As in many aspects of life, whimpers outnumber bangs by a distressing proportion — that is, a proportion large enough to make the whimper all but inevitable, but not quite large enough to safely ignore the risk of it being a bang from the get-go. So you have to go through the motions. Hence, fire drills are a regular part of commercial life.

Parents of toddlers in 2001, who thus have that splendid motion picture Monsters, Inc. burned on their brains, know this as a “2319”.

2. Office ennui (archaic, falling out of use the “new normal”): An actual fire drill: the Friday afternoon clarion call over the Tannoys that declares all is well with the world — even the building’s fire alarms are working — and it is time for yon wildebeest to start their slow stampede for the exits.

Fire drills of this kind are a fun interruption to an all-hands conference call — especially one that is getting a bit tasty — as they function like a cold shower where everyone has to pause, fuming, for about four minutes while Patricia Hodge (or someone sounding remarkably like her) goes through her pre-recorded motions; intoning first that this is a drill, and you should all ignore what is about to happen and get on with your work; then that this isn’t a drill — the building is on fire, you must immediately leave without using the elevator or collecting your belongings; and then a reminder that what just happened was a drill, you were right to ignore it, but it is stopping being a drill now, so from now on you do have to pay attention, until the next time you are told don’t have to.
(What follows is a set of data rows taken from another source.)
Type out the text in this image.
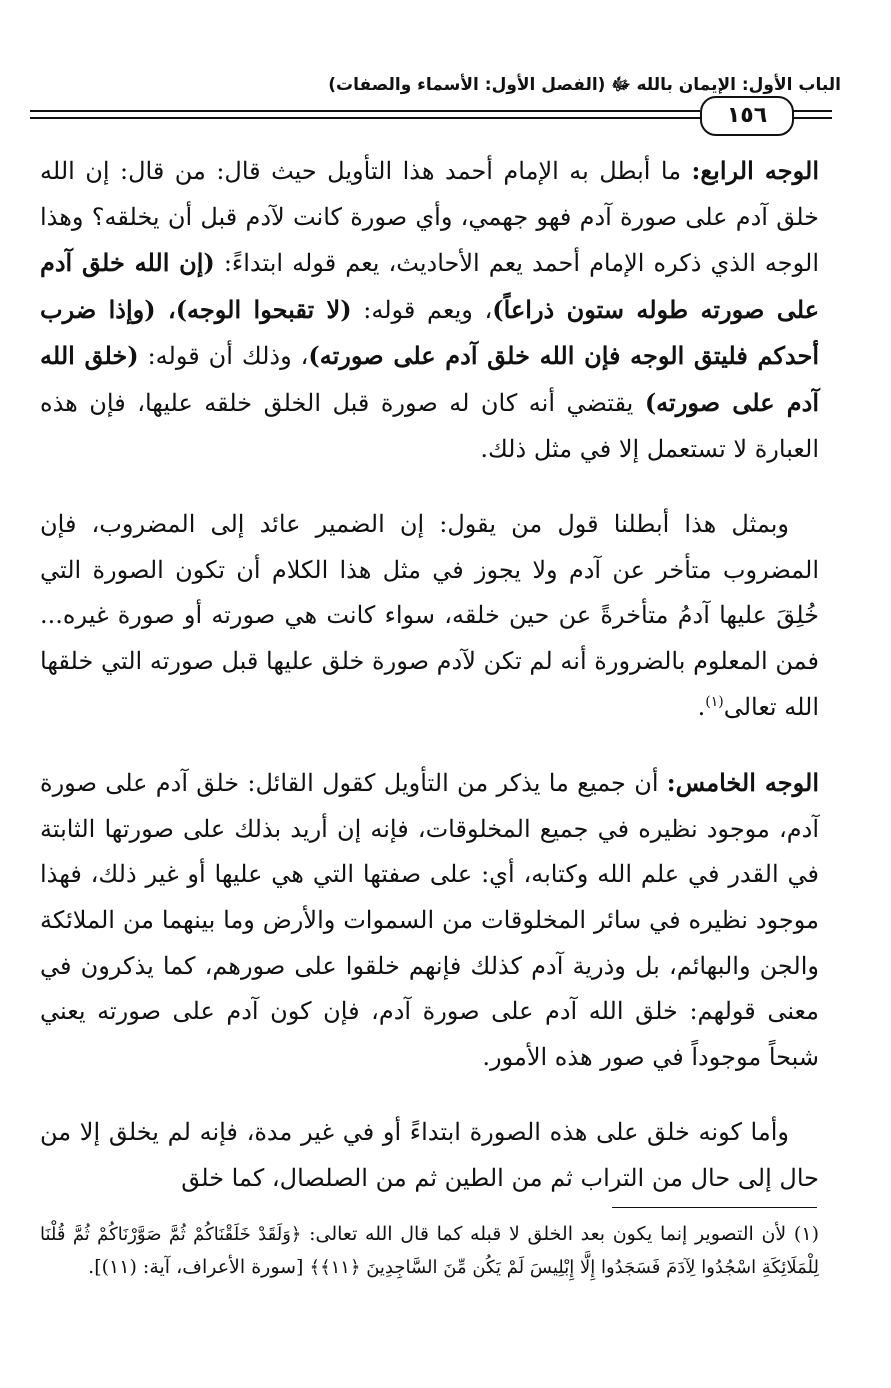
الباب الأول: الإيمان بالله ﷻ (الفصل الأول: الأسماء والصفات)
١٥٦

الوجه الرابع: ما أبطل به الإمام أحمد هذا التأويل حيث قال: من قال: إن الله خلق آدم على صورة آدم فهو جهمي، وأي صورة كانت لآدم قبل أن يخلقه؟ وهذا الوجه الذي ذكره الإمام أحمد يعم الأحاديث، يعم قوله ابتداءً: (إن الله خلق آدم على صورته طوله ستون ذراعاً)، ويعم قوله: (لا تقبحوا الوجه)، (وإذا ضرب أحدكم فليتق الوجه فإن الله خلق آدم على صورته)، وذلك أن قوله: (خلق الله آدم على صورته) يقتضي أنه كان له صورة قبل الخلق خلقه عليها، فإن هذه العبارة لا تستعمل إلا في مثل ذلك.

وبمثل هذا أبطلنا قول من يقول: إن الضمير عائد إلى المضروب، فإن المضروب متأخر عن آدم ولا يجوز في مثل هذا الكلام أن تكون الصورة التي خُلِقَ عليها آدمُ متأخرةً عن حين خلقه، سواء كانت هي صورته أو صورة غيره... فمن المعلوم بالضرورة أنه لم تكن لآدم صورة خلق عليها قبل صورته التي خلقها الله تعالى$^{(١)}$.

الوجه الخامس: أن جميع ما يذكر من التأويل كقول القائل: خلق آدم على صورة آدم، موجود نظيره في جميع المخلوقات، فإنه إن أريد بذلك على صورتها الثابتة في القدر في علم الله وكتابه، أي: على صفتها التي هي عليها أو غير ذلك، فهذا موجود نظيره في سائر المخلوقات من السموات والأرض وما بينهما من الملائكة والجن والبهائم، بل وذرية آدم كذلك فإنهم خلقوا على صورهم، كما يذكرون في معنى قولهم: خلق الله آدم على صورة آدم، فإن كون آدم على صورته يعني شبحاً موجوداً في صور هذه الأمور.

وأما كونه خلق على هذه الصورة ابتداءً أو في غير مدة، فإنه لم يخلق إلا من حال إلى حال من التراب ثم من الطين ثم من الصلصال، كما خلق

(١) لأن التصوير إنما يكون بعد الخلق لا قبله كما قال الله تعالى: ﴿وَلَقَدْ خَلَقْنَاكُمْ ثُمَّ صَوَّرْنَاكُمْ ثُمَّ قُلْنَا لِلْمَلَائِكَةِ اسْجُدُوا لِآدَمَ فَسَجَدُوا إِلَّا إِبْلِيسَ لَمْ يَكُن مِّنَ السَّاجِدِينَ ﴿١١﴾﴾ [سورة الأعراف، آية: (١١)].
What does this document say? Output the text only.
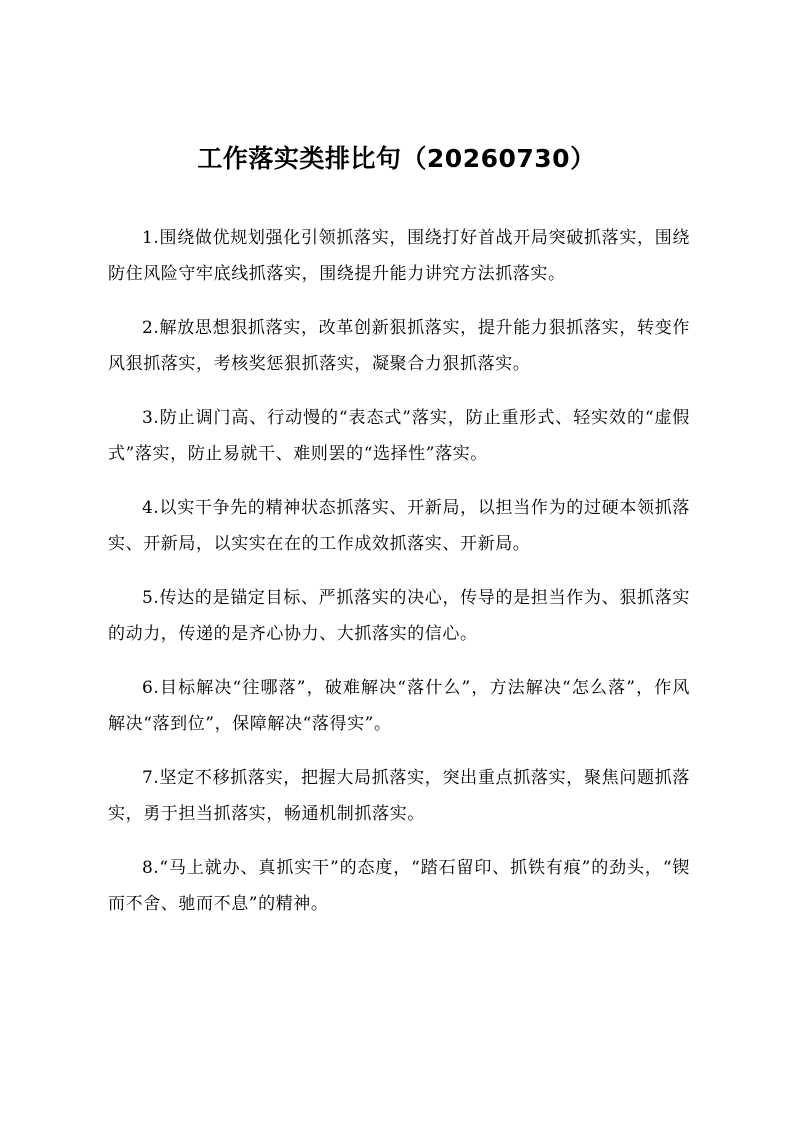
工作落实类排比句（20260730）

1.围绕做优规划强化引领抓落实，围绕打好首战开局突破抓落实，围绕防住风险守牢底线抓落实，围绕提升能力讲究方法抓落实。

2.解放思想狠抓落实，改革创新狠抓落实，提升能力狠抓落实，转变作风狠抓落实，考核奖惩狠抓落实，凝聚合力狠抓落实。

3.防止调门高、行动慢的“表态式”落实，防止重形式、轻实效的“虚假式”落实，防止易就干、难则罢的“选择性”落实。

4.以实干争先的精神状态抓落实、开新局，以担当作为的过硬本领抓落实、开新局，以实实在在的工作成效抓落实、开新局。

5.传达的是锚定目标、严抓落实的决心，传导的是担当作为、狠抓落实的动力，传递的是齐心协力、大抓落实的信心。

6.目标解决“往哪落”，破难解决“落什么”，方法解决“怎么落”，作风解决“落到位”，保障解决“落得实”。

7.坚定不移抓落实，把握大局抓落实，突出重点抓落实，聚焦问题抓落实，勇于担当抓落实，畅通机制抓落实。

8.“马上就办、真抓实干”的态度，“踏石留印、抓铁有痕”的劲头，“锲而不舍、驰而不息”的精神。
There is a story, passed now into folklore, that an in-house legal eagle at JPM and her favourite lawyer at Linklaters would frequently have conversations so long that they would span both the JPMorgan fire drill, at 1030 in the morning, and the Linklaters one, at four in the afternoon.

In any case, this kind of fire drill is, of course, usually followed by a fire drill in the first sense, meaning that despite all indications to the contrary your weekend is wrecked after all, and almost certainly on account of a damp squib.